What is Elisa's detection?
The enzyme connected by the immunosorbent test (ELISA) is a test performed in the immunological laboratory for determining protein levels in the biological sample. The ELISA detection concerns the last step of the test in which a clear solution or substrate is added to the plastic plate containing a bound antibody marked enzyme. The enzyme cleaves the substrate and the color changes. The absorbance of the final color solution is then measured on the ELISA reader or spectrophotometer. The indirect Elisa is used to detect a protein known as an antibody, in the patient's serum. An example of the indirect Elisa test is the HUV detection (HIV antibodies detection. The ELISA sandwich test detects protein or antigen, capturing between two antibodies. The detection of the hormone of human chorionic gonadotropin (HCG), which is Evybirán during pregnancy, is performed with the ELISA sandwich test.
both tests have a detection at the end of the testElisa's step. This step involves adding an antibody that has the enzyme molecule attached to it. After adding an enzyme -marked antibody, a colorless solution containing a substrate -specific molecule is added. The enzyme cleaves the substrate molecule and the solution changes color depending on the combination used. Determination of the amount of antibody or antigen in the patient sample is measured by measuring the intensity of color change.
There are several combinations of enzyme substrates for use in the ELISA detection step. The most common enzyme is the horseradish peroxidase (HRP), which may, among other things, break down the molecules of ortho-phenylemendiamine dihydrochloride (OPD) and tetramethylbenzidine (TMB). The cleavage of both OPDA TMB results in yellow color and the optical density or absorbance of the light of these substrates is measured by the ELISA reader. OPD absorbance is measured at a wavelength of 490 nanometers (Nm), while TMB is measured at 450 Nm.

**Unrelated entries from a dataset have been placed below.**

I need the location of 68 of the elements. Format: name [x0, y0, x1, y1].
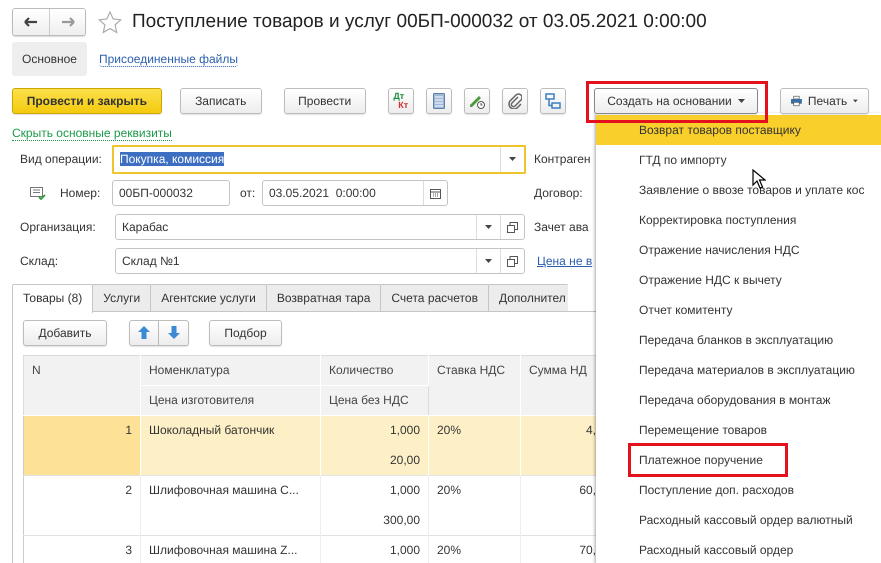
table-cell: 1,000	[320, 536, 428, 563]
tab[interactable]: Агентские услуги	[150, 284, 267, 311]
tab[interactable]: Возвратная тара	[266, 284, 382, 311]
table-cell: 1,000	[320, 476, 428, 506]
menu-item[interactable]: Передача оборудования в монтаж	[639, 393, 830, 407]
row-number: 2	[24, 476, 140, 536]
toolbar-button[interactable]: Записать	[180, 88, 262, 114]
row-number: 1	[24, 416, 140, 476]
table-cell: 20%	[428, 476, 520, 536]
table-cell: 1,000	[320, 416, 428, 446]
menu-item[interactable]: Передача бланков в эксплуатацию	[639, 333, 834, 347]
row-number: 3	[24, 536, 140, 563]
post-and-close-button[interactable]: Провести и закрыть	[12, 88, 162, 114]
menu-item[interactable]: Передача материалов в эксплуатацию	[639, 363, 855, 377]
toolbar-button[interactable]: Провести	[284, 88, 366, 114]
price-link[interactable]: Цена не в	[537, 254, 592, 268]
column-header: Номенклатура	[140, 356, 320, 386]
table-cell: 20%	[428, 536, 520, 563]
field-label: Склад:	[20, 254, 60, 268]
menu-item[interactable]: Расходный кассовый ордер	[639, 543, 794, 557]
table-cell: Шоколадный батончик	[140, 416, 320, 446]
column-header: Цена изготовителя	[140, 386, 320, 416]
table-cell: Шлифовочная машина Z...	[140, 536, 320, 563]
menu-item[interactable]: Перемещение товаров	[639, 423, 767, 437]
field-label: Зачет ава	[534, 220, 589, 234]
column-header: Количество	[320, 356, 428, 386]
hide-details-link[interactable]: Скрыть основные реквизиты	[12, 126, 172, 141]
menu-item[interactable]: Отчет комитенту	[639, 303, 732, 317]
field-label: от:	[240, 186, 256, 200]
print-button[interactable]: Печать	[780, 88, 870, 114]
column-header: Сумма НД	[520, 356, 596, 416]
column-header: Ставка НДС	[428, 356, 520, 416]
menu-item[interactable]: ГТД по импорту	[639, 153, 727, 167]
menu-item[interactable]: Расходный кассовый ордер валютный	[639, 513, 853, 527]
debit-credit-button[interactable]: Дт Кт	[388, 88, 414, 114]
field-label: Договор:	[534, 186, 583, 200]
field-label: Организация:	[20, 220, 97, 234]
menu-item[interactable]: Отражение начисления НДС	[639, 243, 800, 257]
date-field[interactable]: 03.05.2021 0:00:00	[262, 180, 448, 206]
section-tab[interactable]: Основное	[12, 42, 87, 76]
menu-item[interactable]: Отражение НДС к вычету	[639, 273, 782, 287]
tab[interactable]: Услуги	[92, 284, 152, 311]
tab[interactable]: Счета расчетов	[380, 284, 489, 311]
organization-field[interactable]: Карабас	[115, 214, 525, 240]
menu-item[interactable]: Корректировка поступления	[639, 213, 796, 227]
warehouse-field[interactable]: Склад №1	[115, 248, 525, 274]
menu-item[interactable]: Поступление доп. расходов	[639, 483, 794, 497]
field-label: Номер:	[60, 186, 102, 200]
table-cell: 20%	[428, 416, 520, 476]
number-field[interactable]: 00БП-000032	[112, 180, 230, 206]
column-header: Цена без НДС	[320, 386, 428, 416]
window-title: Поступление товаров и услуг 00БП-000032 от 03.05.2021 0:00:00	[132, 11, 707, 33]
column-header: N	[24, 356, 140, 416]
add-button[interactable]: Добавить	[23, 320, 107, 346]
table-cell: 4,	[520, 416, 596, 476]
tab[interactable]: Дополнител	[488, 284, 568, 311]
field-label: Контраген	[534, 152, 591, 166]
section-tab[interactable]: Присоединенные файлы	[98, 52, 238, 66]
tab[interactable]: Товары (8)	[12, 284, 94, 313]
pick-button[interactable]: Подбор	[209, 320, 282, 346]
table-cell: 20,00	[320, 446, 428, 476]
menu-item[interactable]: Платежное поручение	[639, 453, 763, 467]
table-cell: Шлифовочная машина С...	[140, 476, 320, 506]
operation-type-field[interactable]: Покупка, комиссия	[112, 144, 526, 174]
table-cell: 300,00	[320, 506, 428, 536]
field-label: Вид операции:	[20, 152, 103, 166]
menu-item[interactable]: Заявление о ввозе товаров и уплате кос	[639, 183, 864, 197]
create-based-on-button[interactable]: Создать на основании	[594, 88, 758, 114]
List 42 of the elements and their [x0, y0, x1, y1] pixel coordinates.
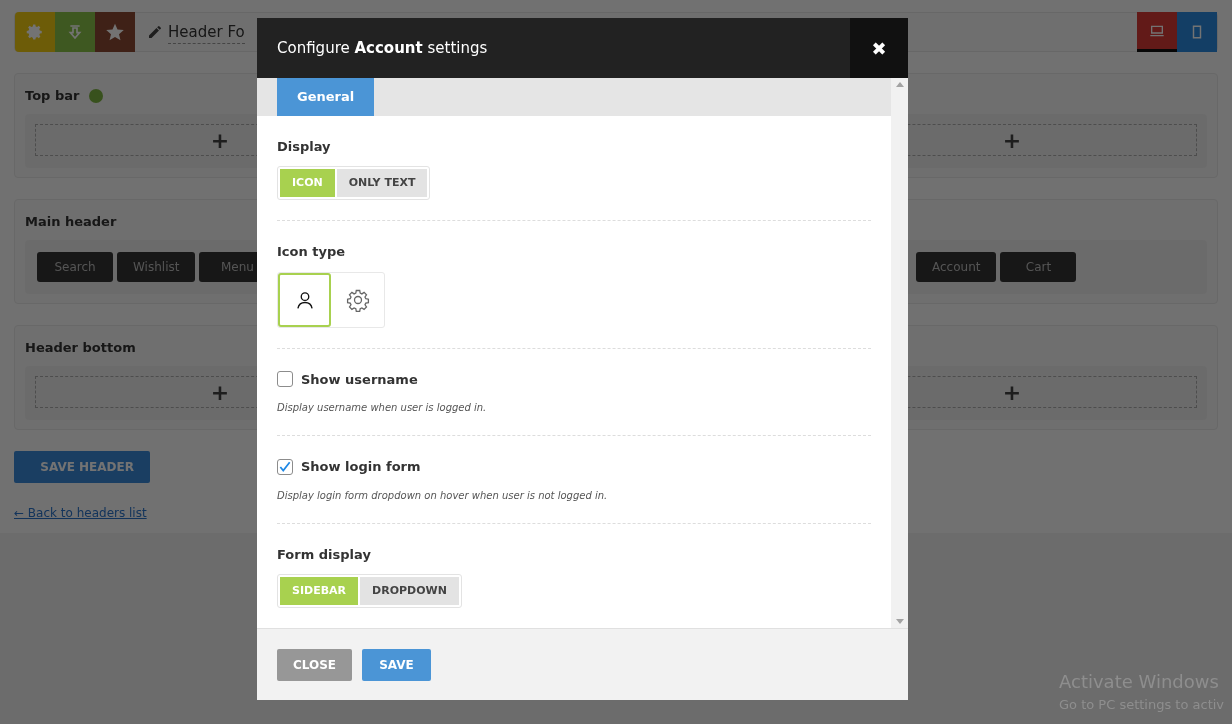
field-label: Icon type: [277, 243, 347, 261]
back-link[interactable]: ← Back to headers list: [14, 504, 147, 522]
field-label: Display: [277, 137, 332, 156]
settings-icon: [345, 287, 370, 312]
close-button[interactable]: CLOSE: [277, 648, 352, 681]
header-title[interactable]: Header Fo: [168, 20, 245, 44]
save-button[interactable]: SAVE: [362, 648, 431, 681]
import-button[interactable]: [55, 12, 95, 52]
header-element[interactable]: Account: [916, 252, 997, 282]
modal-title: Configure Account settings: [277, 37, 488, 59]
field-description: Display login form dropdown on hover when user is not logged in.: [277, 488, 609, 503]
tab[interactable]: General: [277, 78, 375, 116]
icon-option[interactable]: [278, 272, 331, 327]
row-title: Header bottom: [25, 339, 136, 358]
settings-icon: [26, 23, 44, 41]
download-icon: [67, 23, 83, 41]
desktop-view-button[interactable]: [1137, 12, 1177, 52]
checkbox-label: Show login form: [301, 458, 421, 476]
header-element[interactable]: Wishlist: [117, 252, 196, 282]
favorite-button[interactable]: [95, 12, 135, 52]
person-icon: [294, 289, 315, 310]
phone-icon: [1190, 23, 1204, 41]
pencil-icon: [147, 24, 163, 40]
option-button[interactable]: ONLY TEXT: [336, 169, 428, 197]
checkbox[interactable]: [277, 458, 293, 475]
save-header-button[interactable]: SAVE HEADER: [14, 451, 150, 483]
option-button[interactable]: ICON: [280, 169, 335, 197]
field-label: Form display: [277, 545, 372, 564]
close-button[interactable]: ✖: [850, 18, 908, 78]
header-element[interactable]: Cart: [1000, 252, 1077, 282]
scrollbar[interactable]: [891, 78, 908, 628]
option-button[interactable]: DROPDOWN: [360, 577, 459, 605]
option-button[interactable]: SIDEBAR: [280, 577, 359, 605]
scroll-down-icon[interactable]: [895, 619, 904, 624]
row-title: Main header: [25, 213, 117, 232]
checkbox[interactable]: [277, 371, 293, 388]
settings-button[interactable]: [15, 12, 55, 52]
mobile-view-button[interactable]: [1177, 12, 1217, 52]
header-element[interactable]: Search: [37, 252, 113, 282]
star-icon: [105, 22, 125, 42]
row-title: Top bar: [25, 87, 80, 106]
scroll-up-icon[interactable]: [895, 82, 904, 87]
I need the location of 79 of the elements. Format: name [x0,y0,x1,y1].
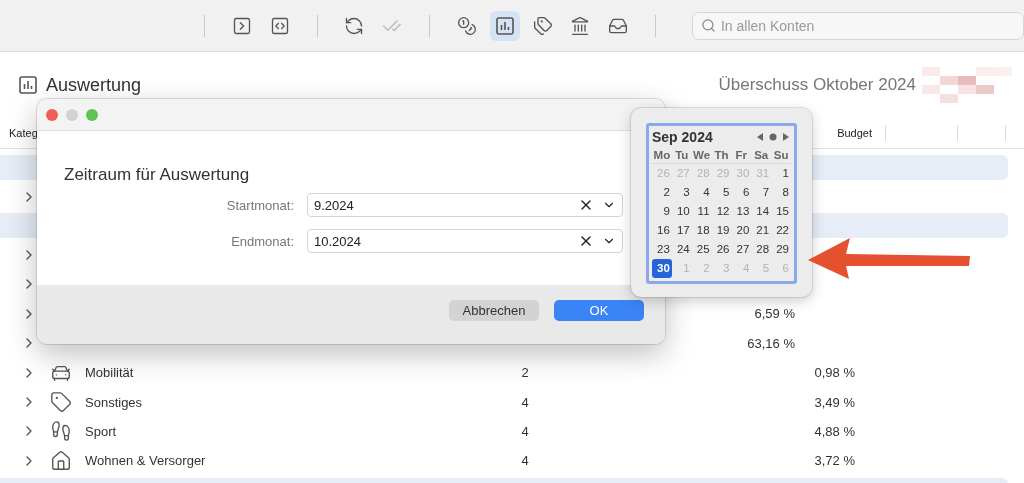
calendar-day[interactable]: 4 [691,183,712,202]
calendar-day[interactable]: 16 [652,221,672,240]
toolbar-button[interactable] [489,10,520,41]
search-icon [700,17,716,33]
percent-cell: 3,49 % [814,394,855,410]
calendar-day[interactable]: 21 [751,221,772,240]
month-field[interactable]: 9.2024 [307,193,623,217]
calendar-day[interactable]: 20 [731,221,752,240]
percent-cell: 0,98 % [814,365,855,381]
coins-icon [456,15,477,36]
count-cell: 4 [521,394,529,410]
calendar-day[interactable]: 29 [771,240,791,259]
calendar-day[interactable]: 28 [751,240,772,259]
weekday-label: Fr [731,146,752,164]
house-icon [50,449,72,472]
calendar-day[interactable]: 27 [731,240,752,259]
report-icon [18,75,38,95]
code-icon [269,15,290,36]
calendar-day[interactable]: 18 [691,221,712,240]
percent-cell: 4,88 % [814,423,855,439]
month-navigation-icon[interactable] [755,132,791,142]
percent-cell: 63,16 % [747,335,795,351]
calendar-day[interactable]: 11 [691,202,712,221]
weekday-label: Su [771,146,791,164]
calendar-day[interactable]: 3 [671,183,692,202]
category-name: Wohnen & Versorger [85,453,206,469]
category-name: Mobilität [85,365,134,381]
weekday-label: Mo [652,146,672,164]
count-cell: 4 [521,453,529,469]
weekday-label: We [691,146,712,164]
calendar-day[interactable]: 22 [771,221,791,240]
summary-title: Überschuss Oktober 2024 [718,75,916,95]
calendar-day[interactable]: 10 [671,202,692,221]
calendar-day[interactable]: 24 [671,240,692,259]
weekday-label: Sa [751,146,772,164]
calendar-day[interactable]: 5 [711,183,732,202]
calendar-day[interactable]: 9 [652,202,672,221]
field-label: Startmonat: [225,197,294,213]
page-title: Auswertung [46,74,143,96]
calendar-day[interactable]: 19 [711,221,732,240]
percent-cell: 3,72 % [814,453,855,469]
chart-icon [494,15,515,36]
calendar-day[interactable]: 26 [711,240,732,259]
chevron-square-icon [231,15,252,36]
calendar-day[interactable]: 2 [652,183,672,202]
column-header[interactable]: Budget [837,127,872,139]
sync-icon [344,15,365,36]
percent-cell: 6,59 % [754,306,795,322]
calendar-day[interactable]: 13 [731,202,752,221]
dialog-heading: Zeitraum für Auswertung [64,165,251,185]
calendar-day[interactable]: 1 [771,164,791,183]
calendar-day[interactable]: 6 [731,183,752,202]
calendar-day[interactable]: 30 [652,259,672,278]
weekday-label: Th [711,146,732,164]
close-button[interactable] [46,108,58,121]
count-cell: 4 [521,423,529,439]
calendar-day[interactable]: 14 [751,202,772,221]
column-header[interactable]: Kateg [9,127,38,139]
search-field[interactable]: In allen Konten [691,11,1024,40]
footprints-icon [50,420,72,443]
cancel-button[interactable]: Abbrechen [449,300,539,321]
bank-icon [570,15,591,36]
month-field[interactable]: 10.2024 [307,229,623,253]
calendar-day[interactable]: 23 [652,240,672,259]
tag-icon [50,391,72,414]
calendar-day[interactable]: 15 [771,202,791,221]
calendar-day[interactable]: 8 [771,183,791,202]
category-name: Sport [85,423,117,439]
category-name: Sonstiges [85,394,143,410]
calendar-day[interactable]: 12 [711,202,732,221]
count-cell: 2 [521,365,529,381]
weekday-label: Tu [671,146,692,164]
month-title: Sep 2024 [652,129,713,145]
calendar-day[interactable]: 17 [671,221,692,240]
tags-icon [532,15,553,36]
calendar-day[interactable]: 25 [691,240,712,259]
ok-button[interactable]: OK [554,300,644,321]
field-label: Endmonat: [230,233,294,249]
calendar-day[interactable]: 7 [751,183,772,202]
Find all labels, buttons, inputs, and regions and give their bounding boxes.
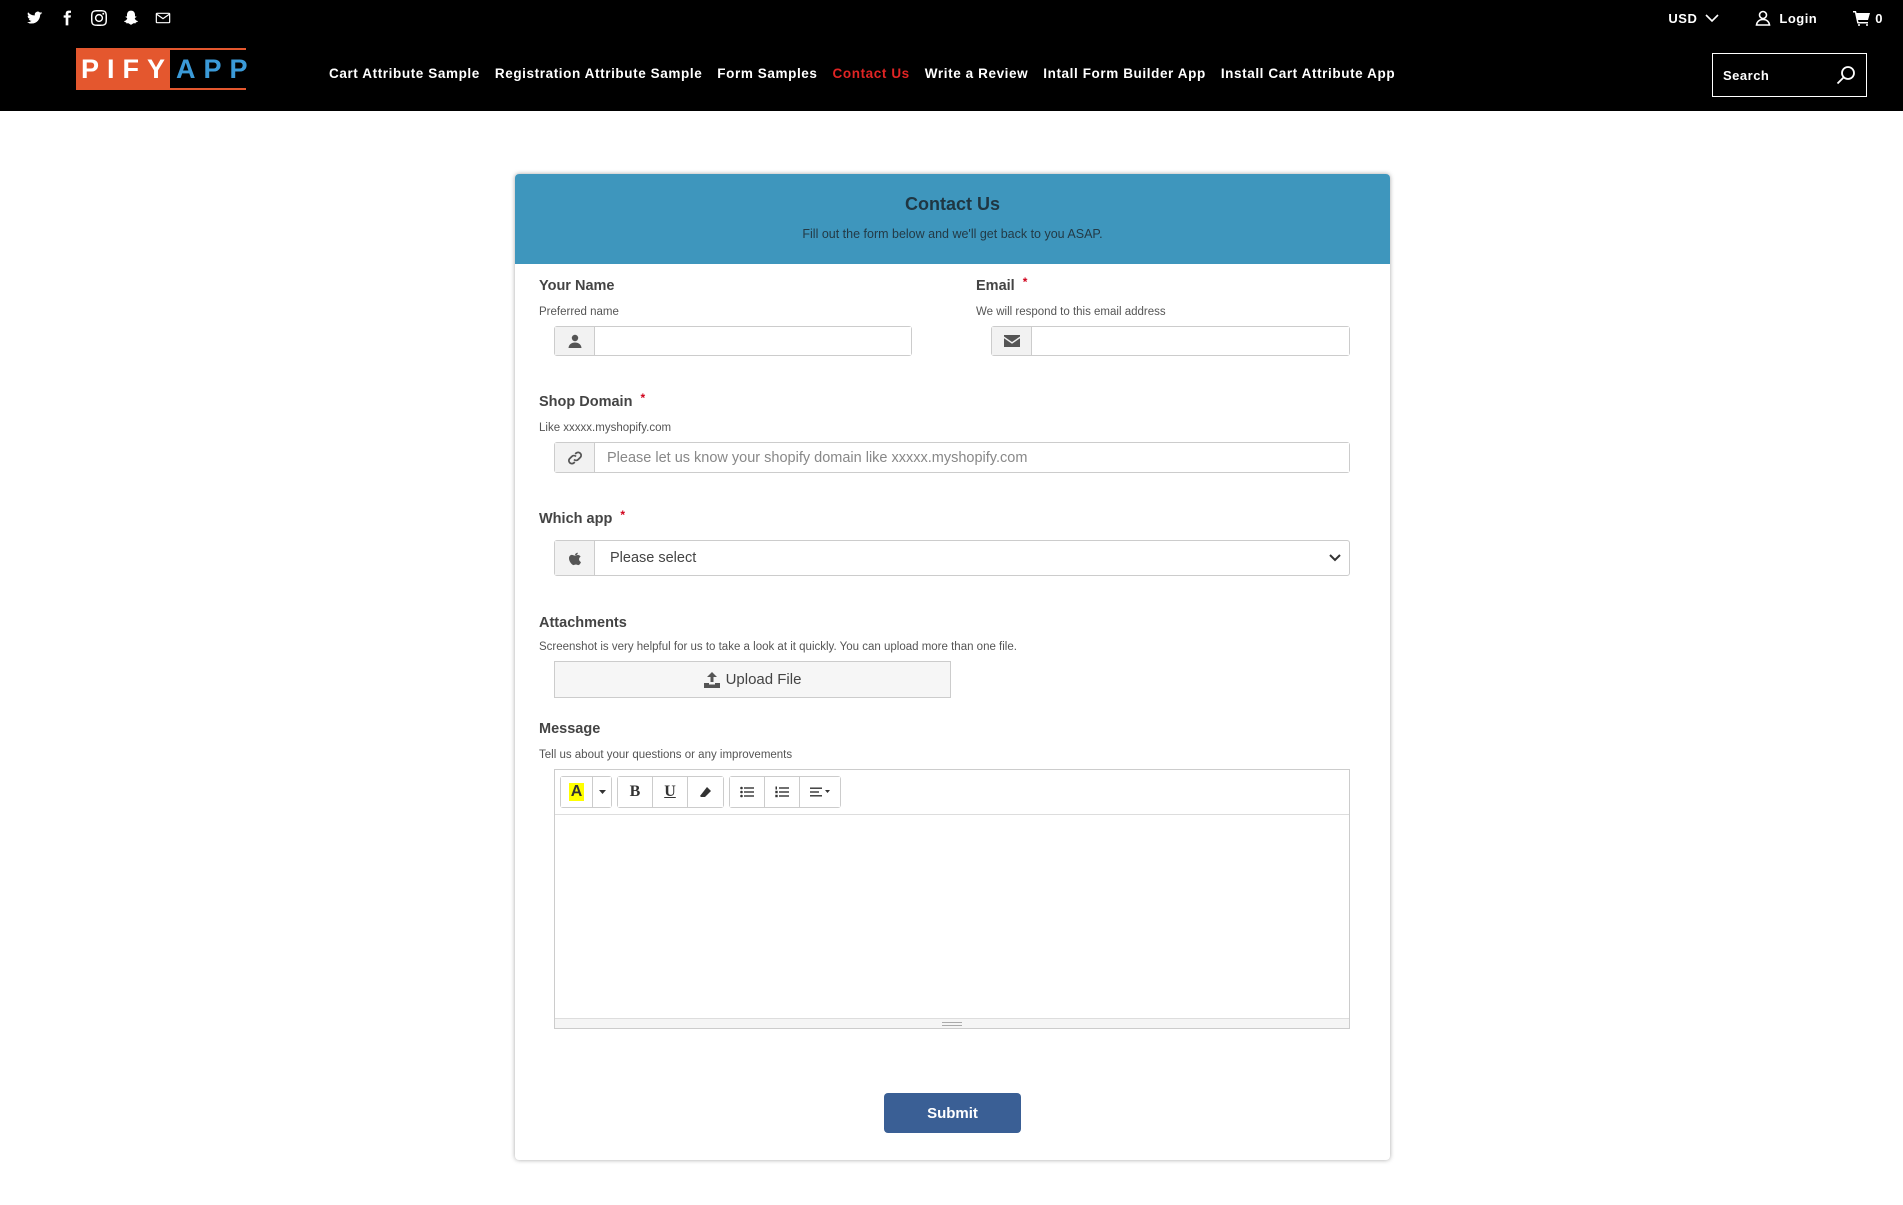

Another common enzyme used in the detection step of ELISA is alkaline phosphatase. This enzymeIt is used with a substrate by p-nitrophylphosphate (PNPP) and also produces a yellow solution. PNPP absorbs light on a wavelength of 405 nm.
The selection of the regions of the enzyme substrate is usually based on what antibodies marked with the enzyme are commercially available and also what devices will be used to measure light absorbance. Many combinations available for ELISA detection make the Elisa test very versatile. It is an important tool in testing diseases and research laboratories.